What Is Prompt Engineering?
Prompt Engineering is the discipline of crafting inputs (prompts) for large language models to consistently produce accurate, relevant, and useful outputs. It combines natural language instruction design with systematic testing and optimization. As AI-run companies depend on LLM outputs for critical operations, prompt engineering becomes a core competency.
Prompt Engineering Techniques
| Technique | Description | When to Use |
|---|---|---|
| Zero-shot | Direct instruction, no examples | Simple, well-understood tasks |
| Few-shot | Instruction with examples | Tasks needing specific format/style |
| Chain-of-thought | Ask model to reason step-by-step | Complex reasoning tasks |
| Role prompting | Assign the model a specific role | Domain-specific outputs |
| Structured output | Specify JSON/XML format | Data extraction, API integration |
Prompt Quality Indicators
| Indicator | Good Prompt | Poor Prompt |
|---|---|---|
| Consistency | Same input produces similar outputs | Outputs vary wildly |
| Accuracy | Factually correct | Contains hallucinations |
| Relevance | Addresses the task directly | Includes irrelevant information |
| Format | Matches required structure | Unpredictable formatting |
Prompt Engineering Workflow
| Step | Activity |
|---|---|
| 1. Define | Specify the exact desired output |
| 2. Draft | Write initial prompt with clear instructions |
| 3. Test | Run against diverse inputs |
| 4. Evaluate | Score outputs against criteria |
| 5. Iterate | Refine based on failure modes |
| 6. Version | Track prompt versions and performance |
Prompt Engineering Economics
Prompt quality directly impacts model inference cost. A well-engineered prompt might achieve 95% accuracy in one call, while a poor prompt requires 3-4 retry calls with verification — tripling costs.
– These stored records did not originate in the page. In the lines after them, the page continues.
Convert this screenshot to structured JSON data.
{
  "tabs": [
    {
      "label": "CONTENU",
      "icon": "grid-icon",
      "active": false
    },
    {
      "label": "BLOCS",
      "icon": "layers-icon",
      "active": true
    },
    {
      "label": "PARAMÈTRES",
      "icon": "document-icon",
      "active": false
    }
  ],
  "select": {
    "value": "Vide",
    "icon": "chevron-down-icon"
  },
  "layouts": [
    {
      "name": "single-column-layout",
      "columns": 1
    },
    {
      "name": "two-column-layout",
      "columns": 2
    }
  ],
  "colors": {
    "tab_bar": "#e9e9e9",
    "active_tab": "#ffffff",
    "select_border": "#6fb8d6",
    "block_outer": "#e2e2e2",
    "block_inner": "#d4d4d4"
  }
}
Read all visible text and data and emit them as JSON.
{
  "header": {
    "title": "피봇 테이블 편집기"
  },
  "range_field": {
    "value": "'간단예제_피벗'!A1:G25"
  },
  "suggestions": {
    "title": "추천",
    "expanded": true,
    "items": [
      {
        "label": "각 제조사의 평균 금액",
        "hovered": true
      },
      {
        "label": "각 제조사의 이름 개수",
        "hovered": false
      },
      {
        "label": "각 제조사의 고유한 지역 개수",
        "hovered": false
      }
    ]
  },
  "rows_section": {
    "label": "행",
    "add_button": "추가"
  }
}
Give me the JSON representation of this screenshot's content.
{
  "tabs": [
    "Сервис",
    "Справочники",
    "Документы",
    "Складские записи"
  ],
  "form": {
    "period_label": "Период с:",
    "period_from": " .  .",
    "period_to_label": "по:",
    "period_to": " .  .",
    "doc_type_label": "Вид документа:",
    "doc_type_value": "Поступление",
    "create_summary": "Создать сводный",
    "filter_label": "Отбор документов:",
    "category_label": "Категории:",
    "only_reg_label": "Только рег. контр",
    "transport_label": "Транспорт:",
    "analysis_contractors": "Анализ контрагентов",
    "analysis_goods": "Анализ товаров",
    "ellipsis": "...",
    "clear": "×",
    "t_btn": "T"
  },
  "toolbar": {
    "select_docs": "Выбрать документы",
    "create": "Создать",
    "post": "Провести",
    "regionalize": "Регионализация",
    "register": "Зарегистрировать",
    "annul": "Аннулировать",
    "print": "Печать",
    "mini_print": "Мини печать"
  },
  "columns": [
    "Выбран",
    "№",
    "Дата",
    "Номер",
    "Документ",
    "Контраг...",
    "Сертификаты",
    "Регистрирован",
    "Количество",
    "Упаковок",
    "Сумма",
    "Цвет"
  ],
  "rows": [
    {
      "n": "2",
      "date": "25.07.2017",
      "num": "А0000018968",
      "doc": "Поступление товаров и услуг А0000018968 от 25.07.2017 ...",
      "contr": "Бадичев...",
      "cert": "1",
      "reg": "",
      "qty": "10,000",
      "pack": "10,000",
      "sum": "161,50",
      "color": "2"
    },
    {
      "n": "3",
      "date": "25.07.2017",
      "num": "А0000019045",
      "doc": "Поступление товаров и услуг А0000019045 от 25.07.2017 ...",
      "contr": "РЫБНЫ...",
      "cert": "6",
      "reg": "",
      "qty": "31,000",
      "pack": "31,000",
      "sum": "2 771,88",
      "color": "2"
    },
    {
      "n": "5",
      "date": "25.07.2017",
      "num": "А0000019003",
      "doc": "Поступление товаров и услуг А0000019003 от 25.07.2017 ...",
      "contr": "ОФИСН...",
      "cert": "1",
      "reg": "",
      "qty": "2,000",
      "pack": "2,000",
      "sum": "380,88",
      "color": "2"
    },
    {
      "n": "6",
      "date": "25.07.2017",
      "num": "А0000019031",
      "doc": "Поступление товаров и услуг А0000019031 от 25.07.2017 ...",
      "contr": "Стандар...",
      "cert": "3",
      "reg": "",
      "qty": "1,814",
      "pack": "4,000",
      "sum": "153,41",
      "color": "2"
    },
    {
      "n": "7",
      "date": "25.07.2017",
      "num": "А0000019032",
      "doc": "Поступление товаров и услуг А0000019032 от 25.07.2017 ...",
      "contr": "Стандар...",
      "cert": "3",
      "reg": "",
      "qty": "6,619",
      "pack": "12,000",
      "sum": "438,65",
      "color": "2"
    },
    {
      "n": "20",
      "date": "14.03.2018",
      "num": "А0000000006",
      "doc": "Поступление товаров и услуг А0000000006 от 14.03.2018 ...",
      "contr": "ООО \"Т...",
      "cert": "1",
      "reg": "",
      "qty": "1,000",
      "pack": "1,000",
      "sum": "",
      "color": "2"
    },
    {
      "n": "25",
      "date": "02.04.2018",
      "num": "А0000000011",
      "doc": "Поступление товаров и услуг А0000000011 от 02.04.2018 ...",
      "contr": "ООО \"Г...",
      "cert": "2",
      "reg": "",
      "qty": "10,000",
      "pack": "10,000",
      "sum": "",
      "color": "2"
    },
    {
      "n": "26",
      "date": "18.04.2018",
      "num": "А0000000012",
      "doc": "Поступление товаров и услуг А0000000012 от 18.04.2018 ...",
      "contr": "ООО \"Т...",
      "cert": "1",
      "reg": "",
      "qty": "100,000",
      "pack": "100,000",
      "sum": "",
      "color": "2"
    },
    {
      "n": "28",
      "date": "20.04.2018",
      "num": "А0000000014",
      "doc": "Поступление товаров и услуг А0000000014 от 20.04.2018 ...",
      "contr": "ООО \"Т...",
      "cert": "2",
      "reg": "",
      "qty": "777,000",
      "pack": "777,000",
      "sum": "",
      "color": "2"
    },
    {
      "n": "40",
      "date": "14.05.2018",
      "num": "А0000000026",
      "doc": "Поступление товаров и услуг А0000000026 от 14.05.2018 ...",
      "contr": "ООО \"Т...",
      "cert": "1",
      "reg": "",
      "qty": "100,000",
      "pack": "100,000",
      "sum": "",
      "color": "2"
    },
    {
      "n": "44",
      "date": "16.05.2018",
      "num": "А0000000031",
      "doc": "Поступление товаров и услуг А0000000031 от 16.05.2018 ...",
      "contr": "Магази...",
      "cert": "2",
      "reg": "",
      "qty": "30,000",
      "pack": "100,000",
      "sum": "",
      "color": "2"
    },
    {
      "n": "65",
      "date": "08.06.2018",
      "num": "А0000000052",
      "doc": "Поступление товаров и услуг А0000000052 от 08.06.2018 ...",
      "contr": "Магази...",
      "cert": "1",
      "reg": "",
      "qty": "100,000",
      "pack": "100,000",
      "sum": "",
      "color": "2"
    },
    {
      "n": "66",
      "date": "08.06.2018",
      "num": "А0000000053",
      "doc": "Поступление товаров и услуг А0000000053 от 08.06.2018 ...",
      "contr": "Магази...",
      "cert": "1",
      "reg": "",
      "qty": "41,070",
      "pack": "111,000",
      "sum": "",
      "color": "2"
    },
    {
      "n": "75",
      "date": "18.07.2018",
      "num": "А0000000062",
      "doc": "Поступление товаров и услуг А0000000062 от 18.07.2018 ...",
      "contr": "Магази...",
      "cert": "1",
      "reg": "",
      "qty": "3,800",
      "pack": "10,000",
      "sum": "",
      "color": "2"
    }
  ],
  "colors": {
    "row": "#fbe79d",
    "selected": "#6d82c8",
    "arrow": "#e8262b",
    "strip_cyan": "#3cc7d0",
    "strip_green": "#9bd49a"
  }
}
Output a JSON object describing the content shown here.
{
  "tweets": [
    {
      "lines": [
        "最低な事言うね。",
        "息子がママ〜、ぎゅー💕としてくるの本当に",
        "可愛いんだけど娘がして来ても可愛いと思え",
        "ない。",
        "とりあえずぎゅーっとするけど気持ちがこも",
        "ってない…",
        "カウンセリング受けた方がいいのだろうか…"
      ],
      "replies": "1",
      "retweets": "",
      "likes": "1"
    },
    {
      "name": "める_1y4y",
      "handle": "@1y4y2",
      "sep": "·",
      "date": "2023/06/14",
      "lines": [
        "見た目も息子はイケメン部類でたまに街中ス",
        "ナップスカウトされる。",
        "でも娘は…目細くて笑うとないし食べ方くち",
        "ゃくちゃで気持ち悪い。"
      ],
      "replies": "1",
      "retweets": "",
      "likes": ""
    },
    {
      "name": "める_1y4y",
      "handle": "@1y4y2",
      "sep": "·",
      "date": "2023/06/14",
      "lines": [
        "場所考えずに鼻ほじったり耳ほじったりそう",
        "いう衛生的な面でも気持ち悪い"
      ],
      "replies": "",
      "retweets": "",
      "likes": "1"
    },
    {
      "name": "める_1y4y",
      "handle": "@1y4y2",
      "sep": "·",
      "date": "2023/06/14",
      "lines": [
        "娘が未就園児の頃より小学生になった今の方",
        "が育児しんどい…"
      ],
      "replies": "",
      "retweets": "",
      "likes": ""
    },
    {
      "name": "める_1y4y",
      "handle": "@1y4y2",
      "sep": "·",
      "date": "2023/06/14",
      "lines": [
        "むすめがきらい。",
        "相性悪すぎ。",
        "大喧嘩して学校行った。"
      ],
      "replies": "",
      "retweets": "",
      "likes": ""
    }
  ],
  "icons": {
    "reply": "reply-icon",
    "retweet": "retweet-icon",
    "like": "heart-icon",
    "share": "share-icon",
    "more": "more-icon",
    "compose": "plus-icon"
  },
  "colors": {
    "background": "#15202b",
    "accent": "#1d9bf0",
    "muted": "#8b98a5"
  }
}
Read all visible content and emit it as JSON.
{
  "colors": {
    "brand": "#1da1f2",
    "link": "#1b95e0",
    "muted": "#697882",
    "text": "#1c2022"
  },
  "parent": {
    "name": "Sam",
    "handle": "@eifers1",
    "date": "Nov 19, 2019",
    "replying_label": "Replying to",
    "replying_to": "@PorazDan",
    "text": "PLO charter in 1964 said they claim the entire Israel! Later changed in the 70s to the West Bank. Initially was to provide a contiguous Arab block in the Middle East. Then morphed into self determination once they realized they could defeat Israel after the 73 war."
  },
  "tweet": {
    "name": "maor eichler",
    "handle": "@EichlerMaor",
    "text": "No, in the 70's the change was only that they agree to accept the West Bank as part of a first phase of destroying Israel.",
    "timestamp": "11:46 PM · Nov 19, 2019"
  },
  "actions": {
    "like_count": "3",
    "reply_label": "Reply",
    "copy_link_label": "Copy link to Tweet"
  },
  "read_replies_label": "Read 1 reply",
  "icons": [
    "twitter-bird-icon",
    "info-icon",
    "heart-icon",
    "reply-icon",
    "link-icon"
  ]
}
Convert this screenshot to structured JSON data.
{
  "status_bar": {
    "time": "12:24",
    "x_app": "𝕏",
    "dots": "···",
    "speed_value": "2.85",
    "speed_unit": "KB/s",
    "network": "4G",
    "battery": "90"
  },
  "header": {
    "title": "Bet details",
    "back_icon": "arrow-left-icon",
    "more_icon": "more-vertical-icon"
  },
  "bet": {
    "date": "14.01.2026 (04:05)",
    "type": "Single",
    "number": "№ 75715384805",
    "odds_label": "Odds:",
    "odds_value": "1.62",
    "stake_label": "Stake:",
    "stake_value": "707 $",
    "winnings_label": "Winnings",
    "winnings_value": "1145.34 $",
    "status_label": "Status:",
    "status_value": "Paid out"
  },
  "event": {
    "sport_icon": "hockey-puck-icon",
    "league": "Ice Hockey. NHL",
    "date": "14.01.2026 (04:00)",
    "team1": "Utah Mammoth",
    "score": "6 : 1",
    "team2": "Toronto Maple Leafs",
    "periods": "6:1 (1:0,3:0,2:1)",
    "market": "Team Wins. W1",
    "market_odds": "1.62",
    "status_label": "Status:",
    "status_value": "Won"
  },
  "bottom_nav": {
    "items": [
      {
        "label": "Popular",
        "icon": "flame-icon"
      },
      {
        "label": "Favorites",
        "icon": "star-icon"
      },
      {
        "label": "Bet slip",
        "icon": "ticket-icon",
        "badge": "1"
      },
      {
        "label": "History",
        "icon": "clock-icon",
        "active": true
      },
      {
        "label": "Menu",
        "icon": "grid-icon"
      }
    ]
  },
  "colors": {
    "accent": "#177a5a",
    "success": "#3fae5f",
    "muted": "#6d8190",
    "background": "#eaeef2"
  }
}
Effective Cost = Base inference cost × (1 + retry rate)
Prompt Engineering in AI-Run Companies
For AI-run companies on EvolC, prompt engineering is operational infrastructure — equivalent to code quality in traditional software companies. The prompts powering an AI CEO, customer support agent, or content engine determine output quality, reliability, and cost.
Companies with sophisticated prompt libraries, version control, and systematic evaluation produce more reliable AI operations. This is part of what investors assess in due diligence when evaluating AI-run businesses.